Two weeks ago the letter came. “Official Jury Summons Enclosed.” I didn’t think I had lived in California long enough to make it on the list, but I guess it’s one of the rewards I get for being a registered voter. Actually, I don’t mind fulfilling my civic duty. Fulfilling it while my kids are on Spring Break makes it a little inconvenient, but I would have been working anyway, so what’s a few hours of lost pay?
I could complain and try to make an excuse, but I figured it was a great chance to people watch. After all, I am in “observation mode” as I begin to create the characters for my next book project. What better place to people watch than during a jury summons?
I had to check in at 10am this morning. Not too bad. At least it wasn’t 8am. I filled up my tote bag with a magazine, a notebook, snacks, water, and of course, my Characters, Emotion, and Viewpoint text and lecture notes. As I was choosing my juror’s attire, I considered sweats and a high ponytail, with no make-up. Or, since I actually had time to blow dry my hair, I could wear nice slacks, heels, and a button up blouse. Yet, I went with my emerald-green cotton shirt, skinny jeans, and white cardigan. I wanted to be myself and be comfortable. If I didn’t wear makeup, I would feel icky all day. If I dressed too nicely, I would feel I had to be serious.
Yah, I know. Nobody puts this much thought into what they wear when reporting to jury duty. But I do have a point!
I was also prepared to wait and wait. The last time I had a jury summons in Idaho, it was about a 2 1/2 hour process before they eventually let us go since the defendant plead guilty as soon as he found out a jury was waiting in the hall.
I settled into the surprisingly comfortable chair (cushioned compared to the metal folding chairs in ID), and pulled out my Characters, Emotion and Viewpoint, chapter 2.
I was already mid-way through the chapter. The heading on the section was titled “Appearance: What’s That Your Wearing?”. I am not kidding, and I didn’t even put it together until I had been reading for several minutes. The process I went through to determine what I would wear to jury duty, was the exact process Nancy Kress was describing I use to dress my characters! I was also finding myself coming to certain conclusions about all the jurors around me– Deciding what kind of people they were based on how they were dressed.
The woman to my left in polyester solid pants with coordinating floral print shirt, and thinning strawberry blond hair had probably lived in this town her whole life and hadn’t seen her grand kids in years, if she had any. Then a woman came in late, tripping over the man to my left, while still wearing over-sized sunglasses, sliding down her nose to reveal a thick layer of silvery eye shadow. She toted a jumbo-sized faux alligator skin bag she placed at my feet. Instantly, I thought of her small one-bedroom house and the small dog she probably left yelping at her screen door; a dog smaller than my cat that would likely nip at my heels and yelp if I came near his domain.
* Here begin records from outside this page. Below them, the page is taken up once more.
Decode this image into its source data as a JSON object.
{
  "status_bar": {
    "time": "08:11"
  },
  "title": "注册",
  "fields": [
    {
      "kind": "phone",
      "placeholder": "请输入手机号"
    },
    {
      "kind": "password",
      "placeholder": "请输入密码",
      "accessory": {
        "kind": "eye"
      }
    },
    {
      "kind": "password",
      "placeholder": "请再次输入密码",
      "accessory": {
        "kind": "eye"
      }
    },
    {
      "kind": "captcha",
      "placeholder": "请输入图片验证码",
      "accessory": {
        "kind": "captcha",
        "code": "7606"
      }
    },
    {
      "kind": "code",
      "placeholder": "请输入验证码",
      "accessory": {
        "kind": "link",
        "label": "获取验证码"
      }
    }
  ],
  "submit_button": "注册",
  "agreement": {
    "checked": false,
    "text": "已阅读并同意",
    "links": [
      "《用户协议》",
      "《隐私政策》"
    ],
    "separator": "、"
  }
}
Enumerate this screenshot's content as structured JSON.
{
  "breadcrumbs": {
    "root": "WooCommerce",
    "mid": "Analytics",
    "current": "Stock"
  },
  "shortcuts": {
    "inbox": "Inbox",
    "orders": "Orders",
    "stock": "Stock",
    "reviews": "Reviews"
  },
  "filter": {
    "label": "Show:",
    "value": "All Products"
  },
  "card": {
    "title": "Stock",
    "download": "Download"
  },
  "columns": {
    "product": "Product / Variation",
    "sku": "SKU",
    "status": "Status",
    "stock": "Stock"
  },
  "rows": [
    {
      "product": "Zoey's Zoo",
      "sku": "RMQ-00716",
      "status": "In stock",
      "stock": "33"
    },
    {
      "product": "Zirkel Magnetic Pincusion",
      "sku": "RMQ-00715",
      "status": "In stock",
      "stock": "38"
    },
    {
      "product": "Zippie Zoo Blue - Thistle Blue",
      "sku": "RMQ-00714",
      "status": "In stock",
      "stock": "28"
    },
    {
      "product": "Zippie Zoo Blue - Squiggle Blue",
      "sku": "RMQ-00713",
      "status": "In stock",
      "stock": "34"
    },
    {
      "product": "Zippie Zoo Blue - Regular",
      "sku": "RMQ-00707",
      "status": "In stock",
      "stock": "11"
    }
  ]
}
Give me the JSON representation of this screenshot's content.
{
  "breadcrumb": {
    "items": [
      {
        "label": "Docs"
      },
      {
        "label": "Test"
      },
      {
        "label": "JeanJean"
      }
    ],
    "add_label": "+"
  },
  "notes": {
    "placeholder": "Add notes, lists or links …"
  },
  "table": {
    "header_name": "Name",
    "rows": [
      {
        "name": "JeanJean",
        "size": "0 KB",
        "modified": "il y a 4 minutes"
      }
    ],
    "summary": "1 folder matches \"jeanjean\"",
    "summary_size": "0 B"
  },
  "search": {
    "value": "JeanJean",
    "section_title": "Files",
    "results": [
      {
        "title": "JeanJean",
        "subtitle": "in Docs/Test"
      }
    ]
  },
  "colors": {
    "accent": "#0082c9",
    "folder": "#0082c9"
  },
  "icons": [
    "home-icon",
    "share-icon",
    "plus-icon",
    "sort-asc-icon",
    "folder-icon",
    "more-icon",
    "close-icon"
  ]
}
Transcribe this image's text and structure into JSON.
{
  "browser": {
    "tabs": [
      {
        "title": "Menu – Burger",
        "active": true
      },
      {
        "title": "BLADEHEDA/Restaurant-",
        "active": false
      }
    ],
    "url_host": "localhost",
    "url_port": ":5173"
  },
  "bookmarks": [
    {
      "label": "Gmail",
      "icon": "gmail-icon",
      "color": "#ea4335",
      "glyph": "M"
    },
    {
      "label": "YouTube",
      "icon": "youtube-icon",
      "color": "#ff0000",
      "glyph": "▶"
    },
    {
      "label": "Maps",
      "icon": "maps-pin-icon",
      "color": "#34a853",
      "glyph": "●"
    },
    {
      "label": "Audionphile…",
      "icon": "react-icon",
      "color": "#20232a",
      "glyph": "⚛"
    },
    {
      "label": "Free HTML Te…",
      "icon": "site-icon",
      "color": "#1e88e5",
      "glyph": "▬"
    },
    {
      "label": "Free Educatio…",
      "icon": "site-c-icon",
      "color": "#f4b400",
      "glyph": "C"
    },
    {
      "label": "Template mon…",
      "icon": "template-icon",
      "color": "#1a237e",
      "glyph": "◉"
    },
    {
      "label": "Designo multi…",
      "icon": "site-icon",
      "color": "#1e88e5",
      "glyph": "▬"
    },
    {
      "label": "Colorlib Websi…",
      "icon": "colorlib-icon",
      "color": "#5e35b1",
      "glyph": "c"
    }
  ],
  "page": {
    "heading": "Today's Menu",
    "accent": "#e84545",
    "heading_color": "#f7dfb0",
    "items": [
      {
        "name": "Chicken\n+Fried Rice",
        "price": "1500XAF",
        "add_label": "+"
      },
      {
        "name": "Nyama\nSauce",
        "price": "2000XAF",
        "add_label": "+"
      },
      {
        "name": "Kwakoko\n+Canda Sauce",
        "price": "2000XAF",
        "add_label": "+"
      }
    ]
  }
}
One of the men, sitting a row over, had eyes that sagged like a bull dog’s and the figure to match. Another, behind me, slouched as he crossed his tattooed upper arms and didn’t hesitate sharing with everyone how he had gotten out of jury duty in the past.
Well, I was satisfied. Even if I didn’t get to sit on the jury, I was making the most of it. By 12:30, the judge walked in thanking us for our service but letting us know the two parties in the civil suit we were going to decide on, had come to an agreement. Since my husband and I had experienced a similar situation (though it did not go to court,) I would have probably been dismissed anyhow.
Cheers to making the most out of a random, unexpected duty. How do you take the unexpected, and often boring moments of life and use them to bring life to your characters or stories? I would love to know if other writers experience or embrace circumstances as possible “material” for their books.